Nous sommes allés dans les villages andins à l’intérieur de Mérida et nous avons passé quelques jours dans la maison d’un ermite, un professeur de lycée venu dans ces solitudes avec sa compagne, un médecin, qui a ensuite regagné la civilisation, mais lui était resté là. Je me souviens bien qu’Erick a regardé un match de football à la télévision. C’est que Chávez, le monstre dictateur, avait eu le culot de fournir de l’électricité, de l’eau potable, des écoles primaires, des transports publics et des centres médicaux à tous les petits villages andins.
Nous avons tout visité, même un centre culturel. Le professeur nous a dit que les gens étaient très contents, mais qu’au bout d’un moment, à force de regarder la télé, ils étaient persuadés qu’il fallait mettre à la porte tous les médecins cubains qui avaient aidé à monter les centres médicaux… et il fallait beaucoup de travail pour trouver des médecins ! et il était très difficile de trouver des médecins autochtones volontaires !!!!
Nous nous sommes déplacés en véhicule avec un guide, Javier, et avons rencontré de nombreux habitants de la région avec lesquels nous avons discuté. La plupart d’entre eux nous ont dit que Chávez était la meilleure chose qui leur soit arrivée, mais que la télévision leur faisait avaler beaucoup de « pajúas » (conneries).
Javier ne se sentait pas en sécurité, il n’était pas au courant du coup d’État au Chili.
D’autres personnes à Caracas et dans les grandes villes nous parlaient de Chávez. Nous sommes allés à Canaima, un parc national où se trouvent les chutes d’eau du Salto Ángel (Saut de l’Ange), et là, les guides et le personnel de l’hébergement (allant du 5 étoiles aux hamacs en plein air où nous avons séjourné) étaient tous originaires de la région, parlant espagnol, anglais et français, tous éduqués gratuitement à Caracas spécialement pour travailler dans le tourisme dans leur propre pays, une autre monstruosité chaviste, comme nous l’a dit le propriétaire de la compagnie d’aviation qui nous avait emmenés là-bas.

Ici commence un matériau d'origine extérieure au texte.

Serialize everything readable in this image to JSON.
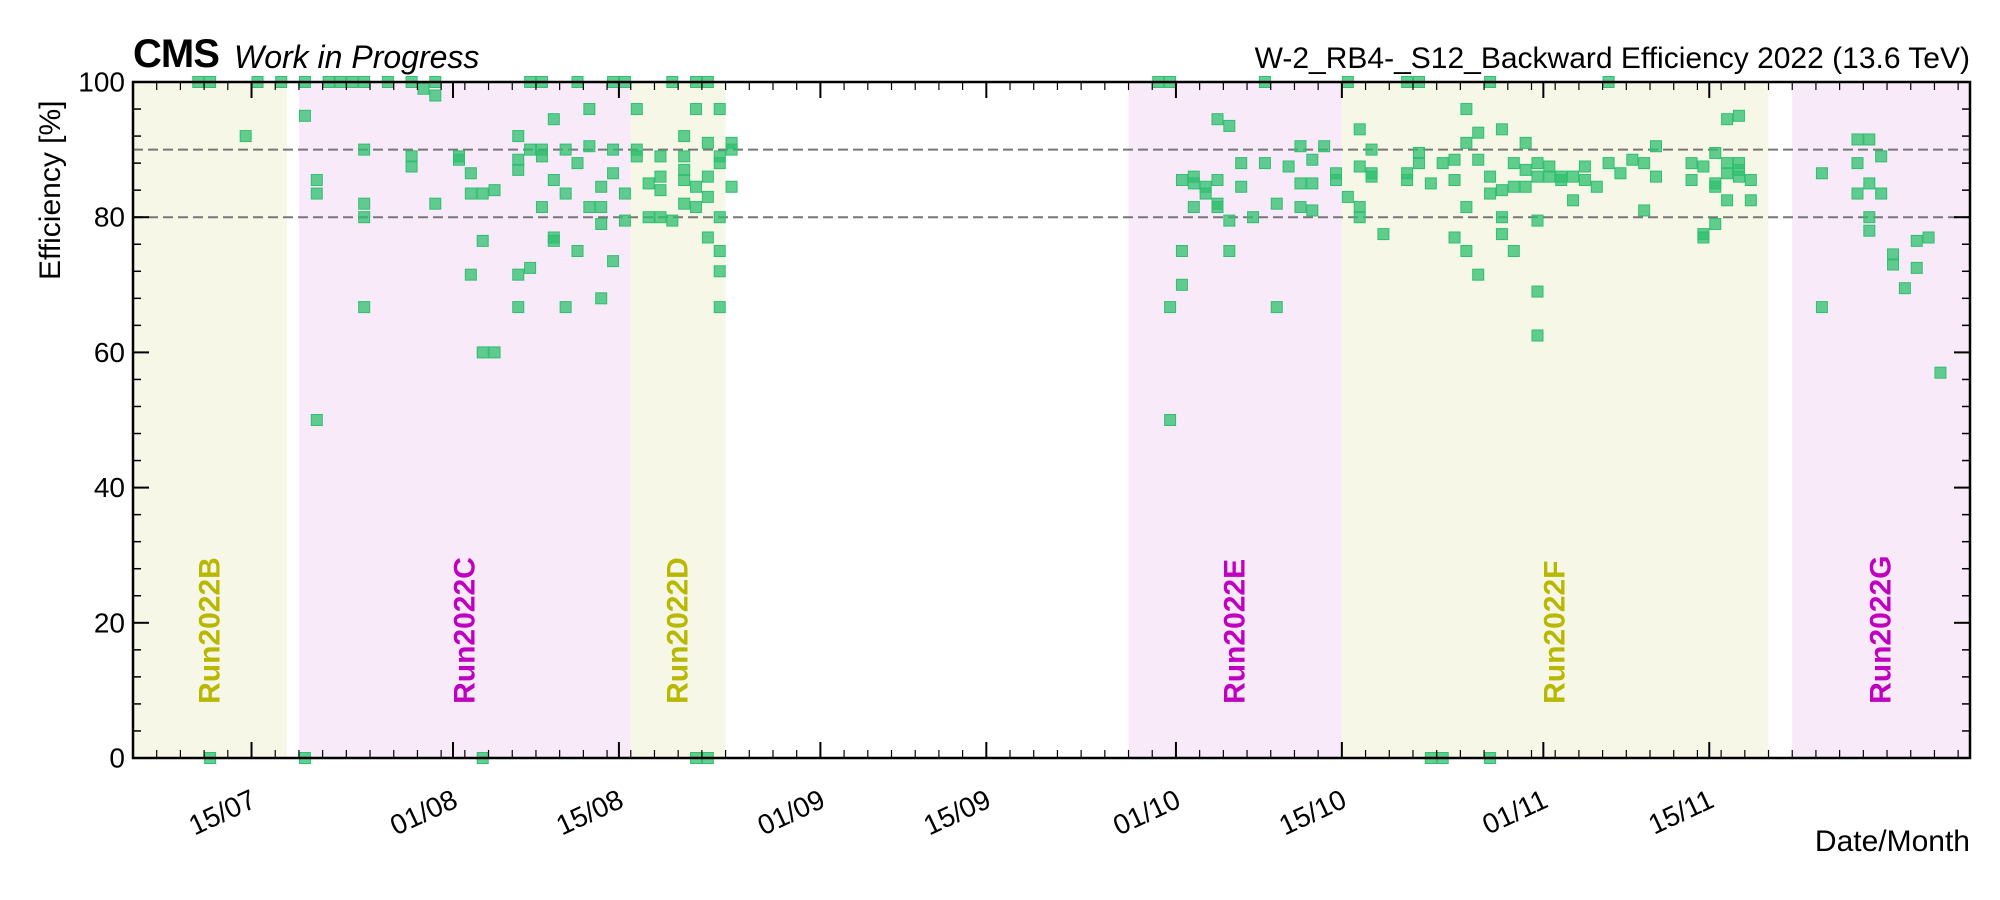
{
  "header": {
    "experiment": "CMS",
    "status": "Work in Progress",
    "title": "W-2_RB4-_S12_Backward Efficiency 2022 (13.6 TeV)"
  },
  "chart_data": {
    "type": "scatter",
    "title": "W-2_RB4-_S12_Backward Efficiency 2022 (13.6 TeV)",
    "xlabel": "Date/Month",
    "ylabel": "Efficiency [%]",
    "ylim": [
      0,
      100
    ],
    "xlim": [
      "2022-07-05",
      "2022-12-07"
    ],
    "yticks": [
      0,
      20,
      40,
      60,
      80,
      100
    ],
    "xticks": [
      {
        "date": "2022-07-15",
        "label": "15/07"
      },
      {
        "date": "2022-08-01",
        "label": "01/08"
      },
      {
        "date": "2022-08-15",
        "label": "15/08"
      },
      {
        "date": "2022-09-01",
        "label": "01/09"
      },
      {
        "date": "2022-09-15",
        "label": "15/09"
      },
      {
        "date": "2022-10-01",
        "label": "01/10"
      },
      {
        "date": "2022-10-15",
        "label": "15/10"
      },
      {
        "date": "2022-11-01",
        "label": "01/11"
      },
      {
        "date": "2022-11-15",
        "label": "15/11"
      }
    ],
    "reference_lines": [
      80,
      90
    ],
    "colors": {
      "marker": "#2fbf6f",
      "run_odd_text": "#b8b800",
      "run_even_text": "#c000c0",
      "run_odd_band": "#f7f7e8",
      "run_even_band": "#f8eaf8",
      "ref_line": "#777777"
    },
    "runs": [
      {
        "name": "Run2022B",
        "start": "2022-07-05",
        "end": "2022-07-18",
        "style": "odd"
      },
      {
        "name": "Run2022C",
        "start": "2022-07-19",
        "end": "2022-08-16",
        "style": "even"
      },
      {
        "name": "Run2022D",
        "start": "2022-08-16",
        "end": "2022-08-24",
        "style": "odd"
      },
      {
        "name": "Run2022E",
        "start": "2022-09-27",
        "end": "2022-10-15",
        "style": "even"
      },
      {
        "name": "Run2022F",
        "start": "2022-10-15",
        "end": "2022-11-20",
        "style": "odd"
      },
      {
        "name": "Run2022G",
        "start": "2022-11-22",
        "end": "2022-12-07",
        "style": "even"
      }
    ],
    "series": [
      {
        "points": [
          [
            "2022-07-10",
            100
          ],
          [
            "2022-07-11",
            100
          ],
          [
            "2022-07-15",
            100
          ],
          [
            "2022-07-11",
            0
          ],
          [
            "2022-07-14",
            92
          ],
          [
            "2022-07-17",
            100
          ],
          [
            "2022-07-19",
            100
          ],
          [
            "2022-07-19",
            0
          ],
          [
            "2022-07-19",
            95
          ],
          [
            "2022-07-20",
            50
          ],
          [
            "2022-07-20",
            85.5
          ],
          [
            "2022-07-20",
            83.5
          ],
          [
            "2022-07-21",
            100
          ],
          [
            "2022-07-22",
            100
          ],
          [
            "2022-07-23",
            100
          ],
          [
            "2022-07-24",
            100
          ],
          [
            "2022-07-24",
            90
          ],
          [
            "2022-07-24",
            82
          ],
          [
            "2022-07-24",
            80
          ],
          [
            "2022-07-24",
            66.7
          ],
          [
            "2022-07-26",
            100
          ],
          [
            "2022-07-28",
            100
          ],
          [
            "2022-07-28",
            89
          ],
          [
            "2022-07-28",
            87.5
          ],
          [
            "2022-07-29",
            99
          ],
          [
            "2022-07-30",
            100
          ],
          [
            "2022-07-30",
            98
          ],
          [
            "2022-07-30",
            82
          ],
          [
            "2022-08-01",
            89
          ],
          [
            "2022-08-01",
            88.5
          ],
          [
            "2022-08-02",
            71.5
          ],
          [
            "2022-08-02",
            86.5
          ],
          [
            "2022-08-02",
            83.5
          ],
          [
            "2022-08-03",
            83.5
          ],
          [
            "2022-08-03",
            76.5
          ],
          [
            "2022-08-03",
            0
          ],
          [
            "2022-08-03",
            60
          ],
          [
            "2022-08-04",
            60
          ],
          [
            "2022-08-04",
            84
          ],
          [
            "2022-08-06",
            92
          ],
          [
            "2022-08-06",
            71.5
          ],
          [
            "2022-08-06",
            66.7
          ],
          [
            "2022-08-06",
            87
          ],
          [
            "2022-08-06",
            88.5
          ],
          [
            "2022-08-07",
            90
          ],
          [
            "2022-08-07",
            100
          ],
          [
            "2022-08-07",
            72.5
          ],
          [
            "2022-08-08",
            81.5
          ],
          [
            "2022-08-08",
            90
          ],
          [
            "2022-08-08",
            89
          ],
          [
            "2022-08-08",
            100
          ],
          [
            "2022-08-09",
            76.5
          ],
          [
            "2022-08-09",
            77
          ],
          [
            "2022-08-09",
            94.5
          ],
          [
            "2022-08-09",
            85.5
          ],
          [
            "2022-08-10",
            66.7
          ],
          [
            "2022-08-10",
            83.5
          ],
          [
            "2022-08-10",
            90
          ],
          [
            "2022-08-11",
            88
          ],
          [
            "2022-08-11",
            100
          ],
          [
            "2022-08-11",
            75
          ],
          [
            "2022-08-12",
            96
          ],
          [
            "2022-08-12",
            81.5
          ],
          [
            "2022-08-12",
            90.5
          ],
          [
            "2022-08-13",
            84.5
          ],
          [
            "2022-08-13",
            68
          ],
          [
            "2022-08-13",
            81.5
          ],
          [
            "2022-08-13",
            79
          ],
          [
            "2022-08-14",
            73.5
          ],
          [
            "2022-08-14",
            100
          ],
          [
            "2022-08-14",
            90
          ],
          [
            "2022-08-14",
            86.5
          ],
          [
            "2022-08-15",
            79.5
          ],
          [
            "2022-08-15",
            83.5
          ],
          [
            "2022-08-15",
            100
          ],
          [
            "2022-08-16",
            90
          ],
          [
            "2022-08-16",
            89
          ],
          [
            "2022-08-16",
            96
          ],
          [
            "2022-08-17",
            85
          ],
          [
            "2022-08-17",
            80
          ],
          [
            "2022-08-18",
            89
          ],
          [
            "2022-08-18",
            80
          ],
          [
            "2022-08-18",
            84
          ],
          [
            "2022-08-18",
            86
          ],
          [
            "2022-08-19",
            100
          ],
          [
            "2022-08-19",
            79.5
          ],
          [
            "2022-08-20",
            89
          ],
          [
            "2022-08-20",
            87
          ],
          [
            "2022-08-20",
            92
          ],
          [
            "2022-08-20",
            85.5
          ],
          [
            "2022-08-20",
            82
          ],
          [
            "2022-08-21",
            100
          ],
          [
            "2022-08-21",
            96
          ],
          [
            "2022-08-21",
            84.5
          ],
          [
            "2022-08-21",
            81.5
          ],
          [
            "2022-08-21",
            0
          ],
          [
            "2022-08-22",
            83
          ],
          [
            "2022-08-22",
            77
          ],
          [
            "2022-08-22",
            86
          ],
          [
            "2022-08-22",
            91
          ],
          [
            "2022-08-22",
            100
          ],
          [
            "2022-08-22",
            0
          ],
          [
            "2022-08-23",
            96
          ],
          [
            "2022-08-23",
            89
          ],
          [
            "2022-08-23",
            88
          ],
          [
            "2022-08-23",
            80
          ],
          [
            "2022-08-23",
            75
          ],
          [
            "2022-08-23",
            72
          ],
          [
            "2022-08-23",
            66.7
          ],
          [
            "2022-08-24",
            90
          ],
          [
            "2022-08-24",
            91
          ],
          [
            "2022-08-24",
            84.5
          ],
          [
            "2022-09-29",
            100
          ],
          [
            "2022-09-30",
            100
          ],
          [
            "2022-09-30",
            50
          ],
          [
            "2022-09-30",
            66.7
          ],
          [
            "2022-10-01",
            70
          ],
          [
            "2022-10-01",
            75
          ],
          [
            "2022-10-01",
            85.5
          ],
          [
            "2022-10-02",
            81.5
          ],
          [
            "2022-10-02",
            86
          ],
          [
            "2022-10-02",
            85
          ],
          [
            "2022-10-03",
            84.5
          ],
          [
            "2022-10-03",
            83.5
          ],
          [
            "2022-10-04",
            94.5
          ],
          [
            "2022-10-04",
            85.5
          ],
          [
            "2022-10-04",
            81.5
          ],
          [
            "2022-10-04",
            82
          ],
          [
            "2022-10-05",
            75
          ],
          [
            "2022-10-05",
            79.5
          ],
          [
            "2022-10-05",
            93.5
          ],
          [
            "2022-10-06",
            84.5
          ],
          [
            "2022-10-06",
            88
          ],
          [
            "2022-10-07",
            80
          ],
          [
            "2022-10-08",
            100
          ],
          [
            "2022-10-08",
            88
          ],
          [
            "2022-10-09",
            66.7
          ],
          [
            "2022-10-09",
            82
          ],
          [
            "2022-10-10",
            87.5
          ],
          [
            "2022-10-11",
            90.5
          ],
          [
            "2022-10-11",
            85
          ],
          [
            "2022-10-11",
            81.5
          ],
          [
            "2022-10-12",
            88.5
          ],
          [
            "2022-10-12",
            85
          ],
          [
            "2022-10-12",
            81
          ],
          [
            "2022-10-13",
            90.5
          ],
          [
            "2022-10-14",
            86.5
          ],
          [
            "2022-10-14",
            85.5
          ],
          [
            "2022-10-15",
            83
          ],
          [
            "2022-10-15",
            100
          ],
          [
            "2022-10-16",
            93
          ],
          [
            "2022-10-16",
            87.5
          ],
          [
            "2022-10-16",
            81.5
          ],
          [
            "2022-10-16",
            80
          ],
          [
            "2022-10-17",
            86.5
          ],
          [
            "2022-10-17",
            90
          ],
          [
            "2022-10-17",
            86
          ],
          [
            "2022-10-18",
            77.5
          ],
          [
            "2022-10-20",
            100
          ],
          [
            "2022-10-20",
            86.5
          ],
          [
            "2022-10-20",
            85.5
          ],
          [
            "2022-10-21",
            88
          ],
          [
            "2022-10-21",
            89.5
          ],
          [
            "2022-10-21",
            100
          ],
          [
            "2022-10-22",
            85
          ],
          [
            "2022-10-22",
            0
          ],
          [
            "2022-10-23",
            0
          ],
          [
            "2022-10-23",
            88
          ],
          [
            "2022-10-24",
            77
          ],
          [
            "2022-10-24",
            88.5
          ],
          [
            "2022-10-24",
            85.5
          ],
          [
            "2022-10-25",
            96
          ],
          [
            "2022-10-25",
            91
          ],
          [
            "2022-10-25",
            81.5
          ],
          [
            "2022-10-25",
            75
          ],
          [
            "2022-10-26",
            71.5
          ],
          [
            "2022-10-26",
            88.5
          ],
          [
            "2022-10-26",
            92.5
          ],
          [
            "2022-10-27",
            100
          ],
          [
            "2022-10-27",
            86
          ],
          [
            "2022-10-27",
            83.5
          ],
          [
            "2022-10-27",
            0
          ],
          [
            "2022-10-28",
            84
          ],
          [
            "2022-10-28",
            80
          ],
          [
            "2022-10-28",
            77.5
          ],
          [
            "2022-10-28",
            93
          ],
          [
            "2022-10-29",
            88
          ],
          [
            "2022-10-29",
            84.5
          ],
          [
            "2022-10-29",
            75
          ],
          [
            "2022-10-30",
            91
          ],
          [
            "2022-10-30",
            87
          ],
          [
            "2022-10-30",
            84.5
          ],
          [
            "2022-10-31",
            88
          ],
          [
            "2022-10-31",
            86
          ],
          [
            "2022-10-31",
            79.5
          ],
          [
            "2022-10-31",
            69
          ],
          [
            "2022-10-31",
            62.5
          ],
          [
            "2022-11-01",
            87.5
          ],
          [
            "2022-11-01",
            86
          ],
          [
            "2022-11-02",
            85.5
          ],
          [
            "2022-11-02",
            86
          ],
          [
            "2022-11-03",
            86
          ],
          [
            "2022-11-03",
            82.5
          ],
          [
            "2022-11-04",
            85.5
          ],
          [
            "2022-11-04",
            87.5
          ],
          [
            "2022-11-05",
            84.5
          ],
          [
            "2022-11-06",
            88
          ],
          [
            "2022-11-06",
            100
          ],
          [
            "2022-11-07",
            86.5
          ],
          [
            "2022-11-08",
            88.5
          ],
          [
            "2022-11-09",
            81
          ],
          [
            "2022-11-09",
            88
          ],
          [
            "2022-11-10",
            90.5
          ],
          [
            "2022-11-10",
            86
          ],
          [
            "2022-11-13",
            88
          ],
          [
            "2022-11-13",
            85.5
          ],
          [
            "2022-11-14",
            77.5
          ],
          [
            "2022-11-14",
            77
          ],
          [
            "2022-11-14",
            87.5
          ],
          [
            "2022-11-15",
            89.5
          ],
          [
            "2022-11-15",
            85
          ],
          [
            "2022-11-15",
            84.5
          ],
          [
            "2022-11-15",
            79
          ],
          [
            "2022-11-16",
            88
          ],
          [
            "2022-11-16",
            86.5
          ],
          [
            "2022-11-16",
            82.5
          ],
          [
            "2022-11-16",
            94.5
          ],
          [
            "2022-11-17",
            88
          ],
          [
            "2022-11-17",
            87
          ],
          [
            "2022-11-17",
            86
          ],
          [
            "2022-11-17",
            95
          ],
          [
            "2022-11-18",
            85.5
          ],
          [
            "2022-11-18",
            82.5
          ],
          [
            "2022-11-24",
            86.5
          ],
          [
            "2022-11-24",
            66.7
          ],
          [
            "2022-11-27",
            83.5
          ],
          [
            "2022-11-27",
            88
          ],
          [
            "2022-11-27",
            91.5
          ],
          [
            "2022-11-28",
            91.5
          ],
          [
            "2022-11-28",
            85
          ],
          [
            "2022-11-28",
            80
          ],
          [
            "2022-11-28",
            78
          ],
          [
            "2022-11-29",
            89
          ],
          [
            "2022-11-29",
            83.5
          ],
          [
            "2022-11-30",
            74.5
          ],
          [
            "2022-11-30",
            73
          ],
          [
            "2022-12-01",
            69.5
          ],
          [
            "2022-12-02",
            76.5
          ],
          [
            "2022-12-02",
            72.5
          ],
          [
            "2022-12-03",
            77
          ],
          [
            "2022-12-04",
            57
          ]
        ]
      }
    ]
  }
}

Aujourd’hui, il y a beaucoup de gens qui répètent ce que disent les médias, sans même réfléchir et analyser, ce qui est horrifiant, surtout de la part de certains qui ont vécu le coup d’État au Chili.
Je n’ai jamais aimé Maduro parce qu’il est religieux et qu’il introduit ses croyances dans la politique. Je pense que la religion est quelque chose de très intime et privé. Mais je ne l’ai jamais considéré comme un dictateur, regardez donc cette Corina !
N’oublions pas non plus que Trump a déclaré : « Le Venezuela était sur le point de s’effondrer pendant ma présidence et nous aurions pris tout leur pétrole. Biden a manqué cette occasion »…
Ils subissent des brimades depuis 20 ans et Maduro, même si je ne l’aime pas, résiste !
Voilà tout.
En attendant, les cohortes de grandes gueules mal embouchées de Santiago ne devraient pas rater une occasion de la fermer.